Mirages (Renée de Brimont)/Dialogue sur l’eau

MiragesEmile-Paul Frères (p. 13-14).

DIALOGUE SUR L’EAU

Cette sérénité mauve et calme du soir !
Et vois : de chimère en chimère,
sur ce fluide et merveilleux miroir,
de reflet en reflet nous glissons, éphémères…
nous glissons — et n’est-ce point assez ?
Nous glissons, et les hauts peupliers balancés,
balancés vainement par les brises moroses,
dans l’ensommeillement des choses,
dans la sérénité mauve et calme du soir,
au bord de ce fluide et merveilleux miroir
frissonnent ainsi que des femmes…

— Oui, j’entends la cadence des rames ;
j’entends, j’entends bruire en vain les peupliers
par les brises tièdes pliés ;
je vois, sur l’onde merveilleuse et sage
et dont s’éclairent un peu nos visages,
le visage fragile, inquiet et dansant,
le clair visage des étoiles
dans un filet ombreux de roseaux bruissants !

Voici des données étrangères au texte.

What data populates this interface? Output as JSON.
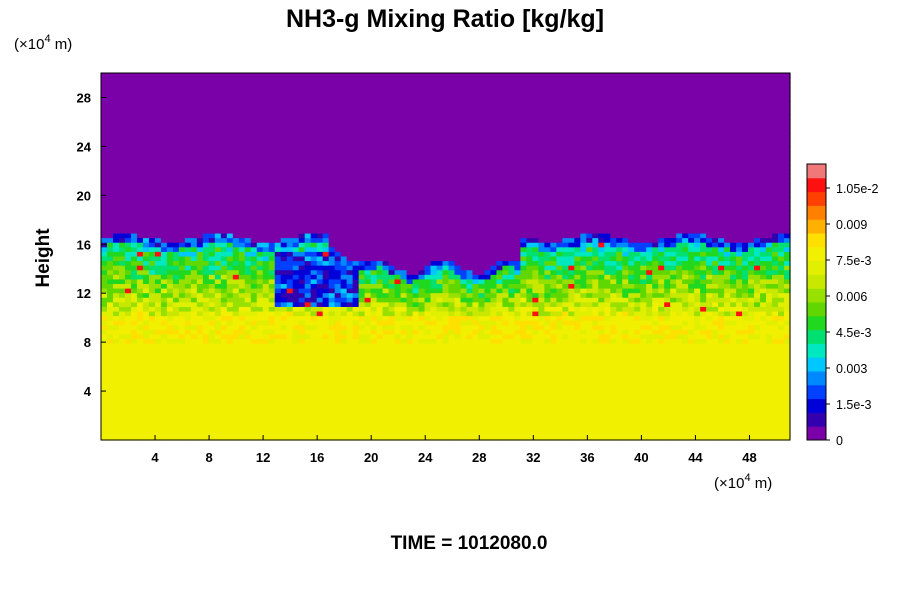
{
  "chart_data": {
    "type": "heatmap",
    "title": "NH3-g Mixing Ratio [kg/kg]",
    "xlabel": "",
    "ylabel": "Height",
    "x_unit_prefix": "(×10",
    "x_unit_exp": "4",
    "x_unit_suffix": " m)",
    "y_unit_prefix": "(×10",
    "y_unit_exp": "4",
    "y_unit_suffix": " m)",
    "xlim": [
      0,
      51
    ],
    "ylim": [
      0,
      30
    ],
    "x_ticks": [
      4,
      8,
      12,
      16,
      20,
      24,
      28,
      32,
      36,
      40,
      44,
      48
    ],
    "y_ticks": [
      4,
      8,
      12,
      16,
      20,
      24,
      28
    ],
    "colorbar": {
      "min": 0,
      "max": 0.0115,
      "tick_values": [
        0,
        0.0015,
        0.003,
        0.0045,
        0.006,
        0.0075,
        0.009,
        0.0105
      ],
      "tick_labels": [
        "0",
        "1.5e-3",
        "0.003",
        "4.5e-3",
        "0.006",
        "7.5e-3",
        "0.009",
        "1.05e-2"
      ],
      "colors": [
        "#7a00a8",
        "#3300b0",
        "#0000d8",
        "#0040ff",
        "#0088ff",
        "#00c8ff",
        "#00e8c0",
        "#00e070",
        "#20d820",
        "#60d800",
        "#98e000",
        "#c8e800",
        "#e0f000",
        "#f0f000",
        "#ffe000",
        "#ffb000",
        "#ff8000",
        "#ff4000",
        "#ff1010",
        "#f07878"
      ]
    },
    "field_description_values": {
      "upper_layer_value": 0,
      "lower_layer_value": 0.0078,
      "cloud_top_height_approx": 16.5,
      "transition_layer": [
        10,
        17
      ]
    }
  },
  "footer": {
    "time_label": "TIME = 1012080.0"
  }
}
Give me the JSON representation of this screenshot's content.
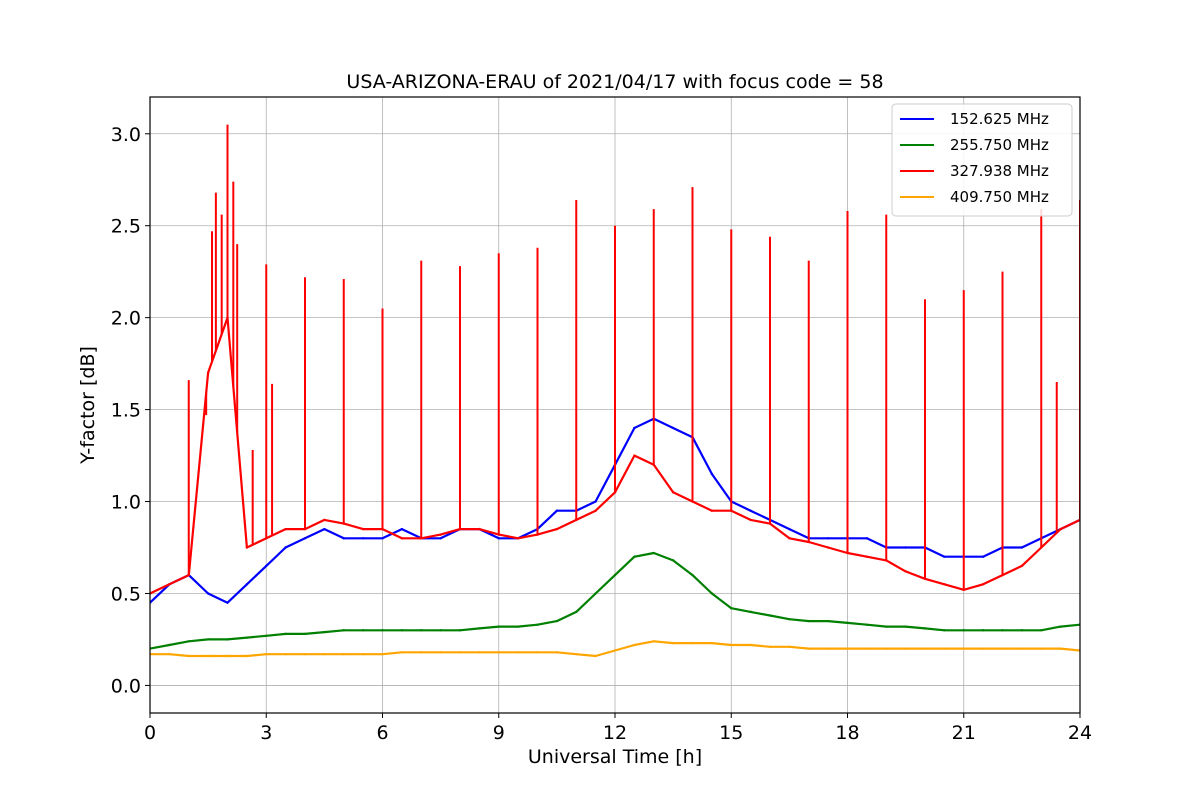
{
  "chart_data": {
    "type": "line",
    "title": "USA-ARIZONA-ERAU of 2021/04/17 with focus code = 58",
    "xlabel": "Universal Time [h]",
    "ylabel": "Y-factor [dB]",
    "xlim": [
      0,
      24
    ],
    "ylim": [
      -0.15,
      3.2
    ],
    "xticks": [
      0,
      3,
      6,
      9,
      12,
      15,
      18,
      21,
      24
    ],
    "xtick_labels": [
      "0",
      "3",
      "6",
      "9",
      "12",
      "15",
      "18",
      "21",
      "24"
    ],
    "yticks": [
      0.0,
      0.5,
      1.0,
      1.5,
      2.0,
      2.5,
      3.0
    ],
    "ytick_labels": [
      "0.0",
      "0.5",
      "1.0",
      "1.5",
      "2.0",
      "2.5",
      "3.0"
    ],
    "grid": true,
    "legend_position": "top-right",
    "series": [
      {
        "name": "152.625 MHz",
        "color": "#0000ff",
        "x": [
          0,
          0.5,
          1,
          1.5,
          2,
          2.5,
          3,
          3.5,
          4,
          4.5,
          5,
          5.5,
          6,
          6.5,
          7,
          7.5,
          8,
          8.5,
          9,
          9.5,
          10,
          10.5,
          11,
          11.5,
          12,
          12.5,
          13,
          13.5,
          14,
          14.5,
          15,
          15.5,
          16,
          16.5,
          17,
          17.5,
          18,
          18.5,
          19,
          19.5,
          20,
          20.5,
          21,
          21.5,
          22,
          22.5,
          23,
          23.5,
          24
        ],
        "y": [
          0.45,
          0.55,
          0.6,
          0.5,
          0.45,
          0.55,
          0.65,
          0.75,
          0.8,
          0.85,
          0.8,
          0.8,
          0.8,
          0.85,
          0.8,
          0.8,
          0.85,
          0.85,
          0.8,
          0.8,
          0.85,
          0.95,
          0.95,
          1.0,
          1.2,
          1.4,
          1.45,
          1.4,
          1.35,
          1.15,
          1.0,
          0.95,
          0.9,
          0.85,
          0.8,
          0.8,
          0.8,
          0.8,
          0.75,
          0.75,
          0.75,
          0.7,
          0.7,
          0.7,
          0.75,
          0.75,
          0.8,
          0.85,
          0.9
        ]
      },
      {
        "name": "255.750 MHz",
        "color": "#008000",
        "x": [
          0,
          0.5,
          1,
          1.5,
          2,
          2.5,
          3,
          3.5,
          4,
          4.5,
          5,
          5.5,
          6,
          6.5,
          7,
          7.5,
          8,
          8.5,
          9,
          9.5,
          10,
          10.5,
          11,
          11.5,
          12,
          12.5,
          13,
          13.5,
          14,
          14.5,
          15,
          15.5,
          16,
          16.5,
          17,
          17.5,
          18,
          18.5,
          19,
          19.5,
          20,
          20.5,
          21,
          21.5,
          22,
          22.5,
          23,
          23.5,
          24
        ],
        "y": [
          0.2,
          0.22,
          0.24,
          0.25,
          0.25,
          0.26,
          0.27,
          0.28,
          0.28,
          0.29,
          0.3,
          0.3,
          0.3,
          0.3,
          0.3,
          0.3,
          0.3,
          0.31,
          0.32,
          0.32,
          0.33,
          0.35,
          0.4,
          0.5,
          0.6,
          0.7,
          0.72,
          0.68,
          0.6,
          0.5,
          0.42,
          0.4,
          0.38,
          0.36,
          0.35,
          0.35,
          0.34,
          0.33,
          0.32,
          0.32,
          0.31,
          0.3,
          0.3,
          0.3,
          0.3,
          0.3,
          0.3,
          0.32,
          0.33
        ]
      },
      {
        "name": "327.938 MHz",
        "color": "#ff0000",
        "x": [
          0,
          0.5,
          1,
          1.5,
          2,
          2.5,
          3,
          3.5,
          4,
          4.5,
          5,
          5.5,
          6,
          6.5,
          7,
          7.5,
          8,
          8.5,
          9,
          9.5,
          10,
          10.5,
          11,
          11.5,
          12,
          12.5,
          13,
          13.5,
          14,
          14.5,
          15,
          15.5,
          16,
          16.5,
          17,
          17.5,
          18,
          18.5,
          19,
          19.5,
          20,
          20.5,
          21,
          21.5,
          22,
          22.5,
          23,
          23.5,
          24
        ],
        "y": [
          0.5,
          0.55,
          0.6,
          1.7,
          2.0,
          0.75,
          0.8,
          0.85,
          0.85,
          0.9,
          0.88,
          0.85,
          0.85,
          0.8,
          0.8,
          0.82,
          0.85,
          0.85,
          0.82,
          0.8,
          0.82,
          0.85,
          0.9,
          0.95,
          1.05,
          1.25,
          1.2,
          1.05,
          1.0,
          0.95,
          0.95,
          0.9,
          0.88,
          0.8,
          0.78,
          0.75,
          0.72,
          0.7,
          0.68,
          0.62,
          0.58,
          0.55,
          0.52,
          0.55,
          0.6,
          0.65,
          0.75,
          0.85,
          0.9
        ],
        "spikes": [
          {
            "x": 1.0,
            "y": 1.66
          },
          {
            "x": 1.45,
            "y": 1.47
          },
          {
            "x": 1.6,
            "y": 2.47
          },
          {
            "x": 1.7,
            "y": 2.68
          },
          {
            "x": 1.85,
            "y": 2.56
          },
          {
            "x": 2.0,
            "y": 3.05
          },
          {
            "x": 2.15,
            "y": 2.74
          },
          {
            "x": 2.25,
            "y": 2.4
          },
          {
            "x": 2.65,
            "y": 1.28
          },
          {
            "x": 3.0,
            "y": 2.29
          },
          {
            "x": 3.15,
            "y": 1.64
          },
          {
            "x": 4.0,
            "y": 2.22
          },
          {
            "x": 5.0,
            "y": 2.21
          },
          {
            "x": 6.0,
            "y": 2.05
          },
          {
            "x": 7.0,
            "y": 2.31
          },
          {
            "x": 8.0,
            "y": 2.28
          },
          {
            "x": 9.0,
            "y": 2.35
          },
          {
            "x": 10.0,
            "y": 2.38
          },
          {
            "x": 11.0,
            "y": 2.64
          },
          {
            "x": 12.0,
            "y": 2.5
          },
          {
            "x": 13.0,
            "y": 2.59
          },
          {
            "x": 14.0,
            "y": 2.71
          },
          {
            "x": 15.0,
            "y": 2.48
          },
          {
            "x": 16.0,
            "y": 2.44
          },
          {
            "x": 17.0,
            "y": 2.31
          },
          {
            "x": 18.0,
            "y": 2.58
          },
          {
            "x": 19.0,
            "y": 2.56
          },
          {
            "x": 20.0,
            "y": 2.1
          },
          {
            "x": 21.0,
            "y": 2.15
          },
          {
            "x": 22.0,
            "y": 2.25
          },
          {
            "x": 23.0,
            "y": 2.59
          },
          {
            "x": 23.4,
            "y": 1.65
          },
          {
            "x": 24.0,
            "y": 2.64
          }
        ]
      },
      {
        "name": "409.750 MHz",
        "color": "#ffa500",
        "x": [
          0,
          0.5,
          1,
          1.5,
          2,
          2.5,
          3,
          3.5,
          4,
          4.5,
          5,
          5.5,
          6,
          6.5,
          7,
          7.5,
          8,
          8.5,
          9,
          9.5,
          10,
          10.5,
          11,
          11.5,
          12,
          12.5,
          13,
          13.5,
          14,
          14.5,
          15,
          15.5,
          16,
          16.5,
          17,
          17.5,
          18,
          18.5,
          19,
          19.5,
          20,
          20.5,
          21,
          21.5,
          22,
          22.5,
          23,
          23.5,
          24
        ],
        "y": [
          0.17,
          0.17,
          0.16,
          0.16,
          0.16,
          0.16,
          0.17,
          0.17,
          0.17,
          0.17,
          0.17,
          0.17,
          0.17,
          0.18,
          0.18,
          0.18,
          0.18,
          0.18,
          0.18,
          0.18,
          0.18,
          0.18,
          0.17,
          0.16,
          0.19,
          0.22,
          0.24,
          0.23,
          0.23,
          0.23,
          0.22,
          0.22,
          0.21,
          0.21,
          0.2,
          0.2,
          0.2,
          0.2,
          0.2,
          0.2,
          0.2,
          0.2,
          0.2,
          0.2,
          0.2,
          0.2,
          0.2,
          0.2,
          0.19
        ]
      }
    ]
  }
}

— Chère, je voudrais à travers brume et voiles
cueillir pour toi, sur l’eau, parmi ces mille étoiles,

celle de ton secret désir !
Au creux de ta main, blanche coupe molle,
elle serait l’ardente luciole
toute dansante de plaisir !
Mais vois : de chimère en chimère,
de reflet en reflet nous glissons, éphémères…
L’étoile se dissipe et leurre mon espoir,
et l’on dirait d’une chose irréelle,
et je ne sens que la fraîcheur mortelle
de ce fluide, et pur et merveilleux miroir,
dans la sérénité mauve et calme du soir.